The solvent is actually relevent with a splitless injection. You often use a technique,like I described,where you start the column colder than the boiing point of your sovent. The solvent condenses on the walls of the column and the analtes are trapped in that layer of liquid. This is called "solvent focusing",becuase it "focuses" or sharpens your peaks. You then set the inlet to purge after a certain amount of time,which depents in part on how long it takes to for the gas flow to sweep the contents of the liner onto the column. For instance,if your column flow is 1mL/min,and your liner has a volume of 1mL its going to take AT LEAST a minute,perhaps longer. Your fighting two things here,the time it takes to sweep the liner contents onto the column,vs the optimum carrier gas velocity of the column. So you sort of guess at some starting values,and leave the purge time very very long (so you get all of the analyte on the column),then you can set the purge time to clip the tail,and try to optimize it so you get as much analyte as you can,but still get good separation. With a splitless injection,the oven program has a dramatic effect on the chromatography,as do the inlet settings.
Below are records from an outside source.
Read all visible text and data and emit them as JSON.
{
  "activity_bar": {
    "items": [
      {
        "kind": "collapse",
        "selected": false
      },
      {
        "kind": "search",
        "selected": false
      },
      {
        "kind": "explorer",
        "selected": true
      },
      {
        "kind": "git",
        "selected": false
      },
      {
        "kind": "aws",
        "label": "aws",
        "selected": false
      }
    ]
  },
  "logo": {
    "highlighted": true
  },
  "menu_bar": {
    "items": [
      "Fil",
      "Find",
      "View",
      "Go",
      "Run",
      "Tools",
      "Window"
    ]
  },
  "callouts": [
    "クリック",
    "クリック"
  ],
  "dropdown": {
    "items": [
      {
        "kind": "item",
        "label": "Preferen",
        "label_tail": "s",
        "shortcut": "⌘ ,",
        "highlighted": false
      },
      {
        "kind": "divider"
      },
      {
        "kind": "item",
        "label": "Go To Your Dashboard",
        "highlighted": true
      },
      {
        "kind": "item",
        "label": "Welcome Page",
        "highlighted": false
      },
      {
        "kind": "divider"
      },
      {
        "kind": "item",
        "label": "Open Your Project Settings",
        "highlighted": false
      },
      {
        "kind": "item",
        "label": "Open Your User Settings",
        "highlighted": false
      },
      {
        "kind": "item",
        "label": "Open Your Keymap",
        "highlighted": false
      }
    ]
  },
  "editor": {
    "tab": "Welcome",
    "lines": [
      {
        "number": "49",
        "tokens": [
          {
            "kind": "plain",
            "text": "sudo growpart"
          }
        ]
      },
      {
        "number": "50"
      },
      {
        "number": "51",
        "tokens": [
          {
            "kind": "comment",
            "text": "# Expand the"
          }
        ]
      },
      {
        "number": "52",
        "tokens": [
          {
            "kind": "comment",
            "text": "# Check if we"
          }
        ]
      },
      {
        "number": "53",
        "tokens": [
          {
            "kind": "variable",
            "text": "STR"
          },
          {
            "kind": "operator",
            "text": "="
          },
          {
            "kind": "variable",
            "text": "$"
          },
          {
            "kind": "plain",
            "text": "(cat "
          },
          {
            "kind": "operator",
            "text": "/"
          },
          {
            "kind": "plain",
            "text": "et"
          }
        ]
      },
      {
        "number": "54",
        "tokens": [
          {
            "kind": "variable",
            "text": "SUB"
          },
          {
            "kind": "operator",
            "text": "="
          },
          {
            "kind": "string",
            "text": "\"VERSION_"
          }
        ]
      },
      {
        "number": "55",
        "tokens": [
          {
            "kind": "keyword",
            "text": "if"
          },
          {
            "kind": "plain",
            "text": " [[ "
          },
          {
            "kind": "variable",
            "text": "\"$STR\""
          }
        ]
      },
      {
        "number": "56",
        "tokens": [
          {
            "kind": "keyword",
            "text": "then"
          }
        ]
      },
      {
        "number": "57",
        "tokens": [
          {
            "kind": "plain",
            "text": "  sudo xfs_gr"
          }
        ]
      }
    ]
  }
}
With a split injection,so long as you have sufficient temperature for vaporization,inlet settings are pretty much just the split ratio,which when too low give you column overload and poor peak shapes,and when too high,give you poor sensitivity. Oven ramp settings similarly,only cause better or worse separation but its usually obvious which way to go,and column flow (its often better to think of it in terms of gas velocity) alters the number of plates on your column and impacts resolution,and the optimum gas flow is pretty much a constant for those column dimensions. In splitless injections the settings are all much more interdependant. Too short of purge time and you will have poor (or no) sensitivity. Too long and your peak is lost in the solvent tail. The oven temperature controls a lot of chromatography if your using focusing techniques,and if your temperatures are wrong,it simply does not work and your peak shapes and separation is so bad that you may not even be able to find your peaks. The gas flow similarly,effects both what your ramps need to be and what your purge time should be.